Shades of “Roger & Me”?: Here’s the lead from Mark Gimein’s (“The Big Money”) analysis of Obama’s get-tough measures toward GM and Chrysler. “Does anyone still remember “Roger and Me?” Michael Moore’s 1989 film chronicled the filmmaker’s attempts to interview GM Chairman Roger Smith, whose efforts to streamline and downsize had shattered GM’s hometown of Flint, Mich. Back then, shutting down plants, cutting benefits, and throwing workers on the proverbial street was depicted as the epitome of corporate heartlessness and greed. Now it is the policy of the Obama administration. Twenty years after “Roger and Me,” we are all heartless capitalists.” In the Los Angeles Times, Dan Neil looks at the role of Chris Paine’s “Who Killed the Electric Car?” in highlighting some of GM’s foibles.
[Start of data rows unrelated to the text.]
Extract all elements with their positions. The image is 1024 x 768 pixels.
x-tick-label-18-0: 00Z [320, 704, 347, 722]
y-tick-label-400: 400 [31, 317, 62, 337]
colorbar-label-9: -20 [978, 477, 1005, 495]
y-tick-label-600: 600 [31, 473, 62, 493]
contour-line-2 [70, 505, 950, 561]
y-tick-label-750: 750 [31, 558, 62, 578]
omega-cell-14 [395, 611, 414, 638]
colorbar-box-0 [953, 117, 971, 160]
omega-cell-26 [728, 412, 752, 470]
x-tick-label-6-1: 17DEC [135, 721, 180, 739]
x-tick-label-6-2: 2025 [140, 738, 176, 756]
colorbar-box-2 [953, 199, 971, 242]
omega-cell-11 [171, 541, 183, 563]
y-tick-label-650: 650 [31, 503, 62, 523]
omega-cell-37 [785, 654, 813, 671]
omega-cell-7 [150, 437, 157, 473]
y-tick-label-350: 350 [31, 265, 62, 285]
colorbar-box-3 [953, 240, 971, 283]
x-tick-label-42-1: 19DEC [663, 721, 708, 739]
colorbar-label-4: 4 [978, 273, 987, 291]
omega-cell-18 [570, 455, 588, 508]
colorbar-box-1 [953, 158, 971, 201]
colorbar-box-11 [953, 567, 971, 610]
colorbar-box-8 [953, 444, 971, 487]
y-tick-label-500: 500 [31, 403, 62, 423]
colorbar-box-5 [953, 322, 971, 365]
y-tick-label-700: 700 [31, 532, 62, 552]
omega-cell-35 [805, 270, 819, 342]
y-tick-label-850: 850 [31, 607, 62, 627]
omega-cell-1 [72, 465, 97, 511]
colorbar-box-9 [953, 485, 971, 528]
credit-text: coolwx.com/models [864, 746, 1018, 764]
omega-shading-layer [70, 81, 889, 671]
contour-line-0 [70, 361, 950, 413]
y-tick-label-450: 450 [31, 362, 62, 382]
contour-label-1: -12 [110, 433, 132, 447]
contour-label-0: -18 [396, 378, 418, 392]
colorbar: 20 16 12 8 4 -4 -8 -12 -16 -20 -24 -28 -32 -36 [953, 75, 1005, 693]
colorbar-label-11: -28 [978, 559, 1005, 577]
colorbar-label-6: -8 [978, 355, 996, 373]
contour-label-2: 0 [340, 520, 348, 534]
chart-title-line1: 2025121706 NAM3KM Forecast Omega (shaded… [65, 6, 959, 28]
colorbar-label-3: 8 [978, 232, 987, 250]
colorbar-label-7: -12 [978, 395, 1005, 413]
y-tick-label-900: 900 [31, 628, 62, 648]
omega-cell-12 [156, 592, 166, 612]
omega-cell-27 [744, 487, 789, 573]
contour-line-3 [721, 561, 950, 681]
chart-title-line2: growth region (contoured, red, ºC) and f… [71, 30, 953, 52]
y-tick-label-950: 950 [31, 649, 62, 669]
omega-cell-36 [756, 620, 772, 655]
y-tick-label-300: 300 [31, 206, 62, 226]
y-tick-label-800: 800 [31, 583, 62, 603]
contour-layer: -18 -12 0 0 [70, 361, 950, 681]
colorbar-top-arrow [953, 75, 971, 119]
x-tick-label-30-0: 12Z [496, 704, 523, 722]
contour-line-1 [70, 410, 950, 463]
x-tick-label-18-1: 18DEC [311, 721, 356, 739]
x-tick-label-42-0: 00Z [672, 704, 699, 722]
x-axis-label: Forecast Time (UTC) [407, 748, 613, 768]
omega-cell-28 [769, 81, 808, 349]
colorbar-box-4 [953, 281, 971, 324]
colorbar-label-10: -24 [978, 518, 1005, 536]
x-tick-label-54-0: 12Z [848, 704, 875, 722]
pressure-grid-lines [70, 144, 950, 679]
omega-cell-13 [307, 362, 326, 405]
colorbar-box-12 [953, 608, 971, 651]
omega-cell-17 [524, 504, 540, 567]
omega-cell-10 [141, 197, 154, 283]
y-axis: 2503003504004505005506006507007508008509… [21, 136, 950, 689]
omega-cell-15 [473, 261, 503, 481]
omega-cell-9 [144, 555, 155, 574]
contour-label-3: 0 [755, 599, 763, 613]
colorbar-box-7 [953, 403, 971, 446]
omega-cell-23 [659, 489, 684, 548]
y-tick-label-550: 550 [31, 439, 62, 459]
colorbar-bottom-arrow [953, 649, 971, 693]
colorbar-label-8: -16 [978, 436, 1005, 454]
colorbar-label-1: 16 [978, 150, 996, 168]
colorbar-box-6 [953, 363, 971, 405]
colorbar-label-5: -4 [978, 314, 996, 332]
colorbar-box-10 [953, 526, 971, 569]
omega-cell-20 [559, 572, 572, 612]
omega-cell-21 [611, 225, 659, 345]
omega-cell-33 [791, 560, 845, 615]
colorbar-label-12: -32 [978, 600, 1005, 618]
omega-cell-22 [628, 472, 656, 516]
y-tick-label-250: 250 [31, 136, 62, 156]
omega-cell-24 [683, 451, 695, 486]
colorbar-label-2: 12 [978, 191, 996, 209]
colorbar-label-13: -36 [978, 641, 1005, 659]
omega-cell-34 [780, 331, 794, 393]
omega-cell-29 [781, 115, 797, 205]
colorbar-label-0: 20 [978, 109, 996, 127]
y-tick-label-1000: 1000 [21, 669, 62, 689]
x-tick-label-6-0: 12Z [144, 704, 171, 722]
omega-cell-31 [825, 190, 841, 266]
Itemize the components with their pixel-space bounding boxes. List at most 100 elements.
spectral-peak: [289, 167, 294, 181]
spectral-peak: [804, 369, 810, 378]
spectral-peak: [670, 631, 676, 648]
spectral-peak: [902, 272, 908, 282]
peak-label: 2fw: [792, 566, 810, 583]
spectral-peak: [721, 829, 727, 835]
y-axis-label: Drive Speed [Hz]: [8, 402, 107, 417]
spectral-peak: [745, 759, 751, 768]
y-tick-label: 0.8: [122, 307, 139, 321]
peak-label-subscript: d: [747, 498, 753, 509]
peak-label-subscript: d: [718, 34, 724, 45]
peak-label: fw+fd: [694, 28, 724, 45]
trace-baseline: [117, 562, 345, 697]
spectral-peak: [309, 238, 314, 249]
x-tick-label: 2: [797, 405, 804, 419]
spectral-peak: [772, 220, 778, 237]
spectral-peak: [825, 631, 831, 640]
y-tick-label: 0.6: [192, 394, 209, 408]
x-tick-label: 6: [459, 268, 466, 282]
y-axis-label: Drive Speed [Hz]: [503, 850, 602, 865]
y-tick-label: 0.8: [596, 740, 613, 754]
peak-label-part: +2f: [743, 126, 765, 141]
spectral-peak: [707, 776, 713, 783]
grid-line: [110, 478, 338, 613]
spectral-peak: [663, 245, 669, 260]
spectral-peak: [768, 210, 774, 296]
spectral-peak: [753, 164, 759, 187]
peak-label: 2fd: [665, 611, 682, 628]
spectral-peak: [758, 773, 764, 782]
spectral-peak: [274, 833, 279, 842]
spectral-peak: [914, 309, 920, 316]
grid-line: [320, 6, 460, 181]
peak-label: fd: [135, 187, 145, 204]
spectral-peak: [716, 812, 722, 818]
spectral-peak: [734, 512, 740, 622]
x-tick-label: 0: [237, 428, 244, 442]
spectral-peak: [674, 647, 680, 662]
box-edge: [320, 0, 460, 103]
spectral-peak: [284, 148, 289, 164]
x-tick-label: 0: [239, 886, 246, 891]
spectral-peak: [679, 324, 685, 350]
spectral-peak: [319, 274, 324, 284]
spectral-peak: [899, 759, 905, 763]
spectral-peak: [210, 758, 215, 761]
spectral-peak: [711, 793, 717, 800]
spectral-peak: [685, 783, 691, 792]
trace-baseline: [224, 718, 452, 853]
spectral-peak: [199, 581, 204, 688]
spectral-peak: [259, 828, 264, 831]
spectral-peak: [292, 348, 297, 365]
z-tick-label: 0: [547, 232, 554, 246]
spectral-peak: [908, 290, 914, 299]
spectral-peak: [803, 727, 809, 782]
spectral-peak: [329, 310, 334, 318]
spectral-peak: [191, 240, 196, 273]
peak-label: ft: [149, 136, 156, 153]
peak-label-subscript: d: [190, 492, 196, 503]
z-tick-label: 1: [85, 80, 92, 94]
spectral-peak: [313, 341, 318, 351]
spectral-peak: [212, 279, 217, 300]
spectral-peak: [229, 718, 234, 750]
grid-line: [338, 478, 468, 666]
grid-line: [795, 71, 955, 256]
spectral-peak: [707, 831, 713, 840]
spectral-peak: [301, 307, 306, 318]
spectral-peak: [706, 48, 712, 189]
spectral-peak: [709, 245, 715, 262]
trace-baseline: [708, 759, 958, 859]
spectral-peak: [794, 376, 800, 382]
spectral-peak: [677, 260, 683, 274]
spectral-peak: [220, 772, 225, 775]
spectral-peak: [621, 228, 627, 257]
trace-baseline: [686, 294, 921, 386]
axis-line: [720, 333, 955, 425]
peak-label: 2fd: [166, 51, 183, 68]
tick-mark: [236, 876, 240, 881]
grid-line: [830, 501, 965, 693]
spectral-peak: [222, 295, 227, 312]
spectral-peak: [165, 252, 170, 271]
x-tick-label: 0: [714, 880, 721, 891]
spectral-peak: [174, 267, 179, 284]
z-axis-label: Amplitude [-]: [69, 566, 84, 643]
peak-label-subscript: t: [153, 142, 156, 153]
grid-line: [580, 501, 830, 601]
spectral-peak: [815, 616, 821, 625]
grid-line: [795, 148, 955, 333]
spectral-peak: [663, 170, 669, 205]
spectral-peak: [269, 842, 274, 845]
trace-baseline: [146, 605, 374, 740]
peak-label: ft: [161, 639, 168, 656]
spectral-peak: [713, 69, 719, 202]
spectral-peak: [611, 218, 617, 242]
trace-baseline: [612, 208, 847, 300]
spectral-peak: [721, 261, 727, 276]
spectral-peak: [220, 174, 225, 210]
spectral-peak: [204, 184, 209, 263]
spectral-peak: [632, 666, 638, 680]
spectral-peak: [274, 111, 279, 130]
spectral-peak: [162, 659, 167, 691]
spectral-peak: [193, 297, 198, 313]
“Law & Order” Order: The Enough Project, the Center for American Progress group targeting genocide and crimes against humanity, advised on tonight’s “Law & Order: Special Victims Unit” episode in which a young female Ugandan turns up in New York City and is a victim of a brutal rebel group known for abducting an estimated 20,000 children. Co-founder John Prendergast and researcher Julia Spiegel served as advisers to the episode, and hope that it will bring greater attention to the 22-year war in Northern Uganda.
Prop 8 Protest: Kathy Griffin joins Sacramento demonstration for same-sex marriage.
John Rich Song: The country singer debuts a new single for the bailout era.
Today’s Top Read: Mark McKinnon writes in the Daily Beast about the loss of voices of moderation.
“Recently I appeared on a highly rated cable program discussing an issue of the day. My take happened to be somewhat bipartisan and collegial. During the break the host turned to me and said, “McKinnon cut the Kumbaya crap and give me some red meat.
“This is where there is a huge disconnect between Washington and the rest of the country. Most people I know are not highly partisan. Most are fairly centrist, a little left or a little right, but not on the fringe. And increasingly, they don’t feel like they have a representative voice anymore.
“There just isn’t a lot of nuance or middle ground in the blogosphere, on talk radio, or cable TV. You are a shirt or a skin.”